Jaime piensa que sí, opinión que compartían buena parte de los participantes de la curso Online sobre el tema. De hecho, había hombres y mujeres de un buen números de lugares en conflicto participando activamente en la experiencia y para todos, la Violencia no era ni un hecho natural ni excusable. Una chica de Jerusalém insistió durante los largos debates vía Skype, que la violencia no sólo es una visión distorsionada del ideal sino que además, forma parte de esa necesidad del hombre de justificar su vanidad.
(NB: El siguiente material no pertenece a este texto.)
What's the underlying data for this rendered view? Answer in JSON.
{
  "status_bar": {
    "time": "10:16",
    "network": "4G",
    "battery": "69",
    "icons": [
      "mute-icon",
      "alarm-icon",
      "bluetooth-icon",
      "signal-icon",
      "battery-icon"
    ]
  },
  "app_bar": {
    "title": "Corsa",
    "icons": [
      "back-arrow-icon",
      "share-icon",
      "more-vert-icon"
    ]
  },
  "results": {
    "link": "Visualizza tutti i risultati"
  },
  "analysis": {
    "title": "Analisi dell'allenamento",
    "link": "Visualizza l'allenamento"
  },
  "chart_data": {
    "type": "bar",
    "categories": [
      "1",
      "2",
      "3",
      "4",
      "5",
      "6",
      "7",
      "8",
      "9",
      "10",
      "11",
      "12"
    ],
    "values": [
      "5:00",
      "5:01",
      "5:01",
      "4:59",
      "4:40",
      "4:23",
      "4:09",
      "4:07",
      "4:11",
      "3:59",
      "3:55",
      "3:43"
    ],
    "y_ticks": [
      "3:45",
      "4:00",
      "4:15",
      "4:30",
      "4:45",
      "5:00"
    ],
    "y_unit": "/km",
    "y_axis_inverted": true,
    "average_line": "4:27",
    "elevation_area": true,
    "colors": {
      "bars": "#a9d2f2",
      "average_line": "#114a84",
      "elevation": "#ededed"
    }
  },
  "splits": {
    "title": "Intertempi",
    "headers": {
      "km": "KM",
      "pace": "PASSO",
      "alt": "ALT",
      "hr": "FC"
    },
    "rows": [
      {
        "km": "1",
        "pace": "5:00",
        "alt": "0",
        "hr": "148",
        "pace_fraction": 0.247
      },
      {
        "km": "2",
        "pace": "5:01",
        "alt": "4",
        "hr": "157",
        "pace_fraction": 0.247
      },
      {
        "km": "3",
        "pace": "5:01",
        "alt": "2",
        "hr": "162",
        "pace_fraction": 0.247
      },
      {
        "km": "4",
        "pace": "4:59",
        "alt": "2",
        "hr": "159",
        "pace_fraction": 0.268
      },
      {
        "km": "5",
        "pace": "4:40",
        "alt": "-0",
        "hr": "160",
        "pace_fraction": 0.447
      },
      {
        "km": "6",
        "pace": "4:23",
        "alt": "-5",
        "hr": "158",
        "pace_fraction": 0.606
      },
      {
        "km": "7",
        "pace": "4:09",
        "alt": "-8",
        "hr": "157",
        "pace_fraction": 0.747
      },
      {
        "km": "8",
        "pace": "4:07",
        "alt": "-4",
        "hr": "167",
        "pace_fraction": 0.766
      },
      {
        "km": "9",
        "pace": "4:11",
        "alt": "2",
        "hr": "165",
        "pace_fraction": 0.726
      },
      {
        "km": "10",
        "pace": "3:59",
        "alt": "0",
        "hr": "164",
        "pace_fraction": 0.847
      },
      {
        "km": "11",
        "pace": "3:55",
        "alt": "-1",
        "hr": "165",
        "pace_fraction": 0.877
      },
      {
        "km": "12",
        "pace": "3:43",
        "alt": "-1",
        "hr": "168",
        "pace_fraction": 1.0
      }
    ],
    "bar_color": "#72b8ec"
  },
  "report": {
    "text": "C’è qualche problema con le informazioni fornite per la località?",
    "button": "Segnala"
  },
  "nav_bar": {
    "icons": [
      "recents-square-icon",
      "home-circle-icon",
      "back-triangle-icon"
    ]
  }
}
Un muchacho de Sudáfrica, que contó al grupo había sufrido durante años discriminación y racismo en su país, insistió que la violencia — ideológica, social, cultural — es la contradicción a todo ideal del mundo moderno, de esa conquista contemporánea de la paz como responsabilidad social. “Somos parte de una generación que aspira a la paz como ninguna otra, porque conoce las consecuencias de la violencia, porque las analiza con mayor objetividad que antes”. Jaime le preguntó si pensaba que era así porque la mayoría habíamos sido víctima de cualquiera de sus consecuencias. No puede evitar pensar que sí, mientras el muchacho sudafricano ponderaba sobre los alcances e implicaciones de la discriminación: una forma de agresión durísima que se ejerce en numerosos lugares del mundo disfrazada de cultura y también de rasgo social.
— La violencia no es parte de ninguna cultura sino más bien, de la naturaleza humana en estado esencial, primitivo, eso es incontestable — me responde Jaime — puedes ser violento. Naturalmente puedes permitirte la agresión, la pelea, la contienda. Herir a alguien más. Pero no lo haces. Lo evitas. Lo reprimes. Lo asumes como reprobable. De manera que en realidad la cultura te contiene, te permite decidir sobre tu naturaleza esencial.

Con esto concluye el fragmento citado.